Closed anti-machinee closed 2 years ago

anti-machinee commented 2 years ago
greg-serochi commented 2 years ago

hi @anti-machinee, the SynapseAI Software stack does not yet support PReLU, so the activity here is falling back to run on CPU and taking more execution time. Since we do support standard ReLU, this is why it's 6x faster when using ReLU instead.

The team did a check on some options here, moving your OPS to ReLU would be ideal, but there are other options to try, inspired by this: prelu(x) = relu(x) + alpha(x - abs(x)) 0.5

By the way, you can see the PyTorch OPS support in our documentations here

anti-machinee commented 2 years ago

@greg-serochi PReLU in Pytorch has an alpha which is learnable parameter. If I use only PreLU as formulation PReLU(x)=max(0,x)+a∗min(0,x) the speed is as same as ReLU but I just want to use PReLU with trainable parameter. Can you explain

  1. Why PReLU runs slowly in SynapseAI Software but fast in CUDA
  2. Are there any trick to use a learnable parameters in PReLu as default Pytorch
ssarkar2 commented 2 years ago

Hi @anti-machinee

Why PReLU runs slowly in SynapseAI Software but fast in CUDA: PReLU is falling back on CPU, gaudi does not support this. To workaround this for now, we have the following suggestions: a) Use relu if it suits your need b) implement prelu using basic ops, something similar to this.
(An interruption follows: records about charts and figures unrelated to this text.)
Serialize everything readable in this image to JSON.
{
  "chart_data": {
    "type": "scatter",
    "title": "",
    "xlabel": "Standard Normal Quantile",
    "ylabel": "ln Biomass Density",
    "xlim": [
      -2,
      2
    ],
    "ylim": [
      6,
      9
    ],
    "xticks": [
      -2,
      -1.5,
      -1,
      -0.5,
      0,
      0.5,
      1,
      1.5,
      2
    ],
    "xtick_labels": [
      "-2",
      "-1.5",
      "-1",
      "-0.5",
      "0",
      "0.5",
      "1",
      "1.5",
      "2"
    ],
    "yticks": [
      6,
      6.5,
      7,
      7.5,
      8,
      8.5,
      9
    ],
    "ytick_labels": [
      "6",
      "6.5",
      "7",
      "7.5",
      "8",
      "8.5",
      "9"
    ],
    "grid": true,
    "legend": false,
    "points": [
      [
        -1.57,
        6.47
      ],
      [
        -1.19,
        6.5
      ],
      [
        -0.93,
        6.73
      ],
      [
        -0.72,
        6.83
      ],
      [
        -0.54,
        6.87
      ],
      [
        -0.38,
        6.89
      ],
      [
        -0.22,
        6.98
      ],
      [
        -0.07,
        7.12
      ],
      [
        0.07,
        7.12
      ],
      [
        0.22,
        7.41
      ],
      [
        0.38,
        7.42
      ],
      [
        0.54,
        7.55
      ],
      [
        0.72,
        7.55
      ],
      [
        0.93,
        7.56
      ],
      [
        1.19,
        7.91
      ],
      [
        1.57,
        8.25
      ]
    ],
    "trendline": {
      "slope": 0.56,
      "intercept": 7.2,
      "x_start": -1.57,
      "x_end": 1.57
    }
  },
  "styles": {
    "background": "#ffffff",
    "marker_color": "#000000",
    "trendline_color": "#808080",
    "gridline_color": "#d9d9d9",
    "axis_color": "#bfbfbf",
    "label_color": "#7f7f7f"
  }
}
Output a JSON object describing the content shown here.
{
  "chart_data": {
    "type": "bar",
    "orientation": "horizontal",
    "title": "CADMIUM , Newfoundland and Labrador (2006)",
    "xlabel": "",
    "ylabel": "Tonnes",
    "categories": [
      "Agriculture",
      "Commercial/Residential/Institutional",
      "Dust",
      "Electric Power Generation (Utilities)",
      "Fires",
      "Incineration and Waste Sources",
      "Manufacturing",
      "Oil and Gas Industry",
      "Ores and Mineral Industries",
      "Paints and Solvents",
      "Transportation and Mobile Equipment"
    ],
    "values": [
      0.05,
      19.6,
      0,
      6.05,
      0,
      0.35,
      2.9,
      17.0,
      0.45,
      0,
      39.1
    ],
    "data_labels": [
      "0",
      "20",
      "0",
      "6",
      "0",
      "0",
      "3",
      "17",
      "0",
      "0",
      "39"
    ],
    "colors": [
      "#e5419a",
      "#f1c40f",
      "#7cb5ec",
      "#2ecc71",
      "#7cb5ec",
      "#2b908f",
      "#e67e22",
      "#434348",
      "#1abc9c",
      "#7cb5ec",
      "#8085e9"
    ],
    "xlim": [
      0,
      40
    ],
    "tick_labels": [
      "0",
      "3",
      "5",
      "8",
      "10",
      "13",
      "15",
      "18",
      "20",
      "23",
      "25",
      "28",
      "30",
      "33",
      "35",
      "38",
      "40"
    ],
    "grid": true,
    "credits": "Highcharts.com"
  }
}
You can see @greg-serochi 's answer above

Are there any trick to use a learnable parameters in PReLu as default Pytorch Please refer to custom nn.modules with learnable parameters such as ones mentioned in this discussion. Create a nnmodule to represent Prelu, with a nn.Parameter for "alpha" in the constructor.

For example:

import torch
import torch.nn as nn

class Prelu(nn.Module):
    def __init__(self):
        super(Prelu, self).__init__()
        self.alpha = nn.Parameter(torch.randn(1), requires_grad=True)
        self.relu = nn.ReLU()

    def forward(self, x):
        return self.relu(x) + self.alpha*(x - torch.abs(x)) * 0.5

torch.manual_seed(1)

module = Prelu()
print( [i for i in module.parameters()])  
#[Parameter containing:
#tensor([0.6614], requires_grad=True)]

x = torch.tensor([1,2,-3,0])
res = module(x)
print(res)
#tensor([ 1.0000,  2.0000, -1.9841,  0.0000], grad_fn=<AddBackward0>)

From the definition of prelu in pytorch doc here: Here a is a learnable parameter. When called without arguments, nn.PReLU() uses a single parameter a across all input channels. If called with nn.PReLU(nChannels), a separate a is used for each input channel.

In my example, I have prelu as a single number used for all elements of x, but if you want, you can make "a" the same size as x or have "a" be the length of number-of-channels etc.

You could also look at this implementation of Prelu in pt code, and edit the forward function like in my example above

anti-machinee commented 2 years ago

Thank you @ssarkar2 I write PReLU by myself and it works, speed decrease from 7 hours (8 gaudi) to 2.5 hours (8 gaudi) so that model is different from the model use PReLU default but accuracy does not change much Another one, I use Pytorch PReLU formulation and this one is different from the formulation you use.

class PReLUCustom(nn.Module):

def __init__(self, num_parameters):
    super(PReLUCustom, self).__init__()
    self.weight = nn.Parameter(torch.FloatTensor(num_parameters))  # out, in
    # nn.init.xavier_uniform_(self.weight)
    self.relu = nn.ReLU()
def forward(self, _input):
    zero_tmp = torch.zeros_like(_input)
    x = self.relu(_input) + self.weight.unsqueeze(1).unsqueeze(2).expand_as(_input) * torch.min(zero_tmp, _input)
    return x
ssarkar2 commented 2 years ago

Yes, your implementation prelu(x) = relu(x) + w * min(0,x) looks correct as well. If you are unblocked, please feel free to close this issue, and you can keep an eye out here to see if we support prelu in the future

anti-machinee commented 2 years ago

Would PReLU be supported soon ?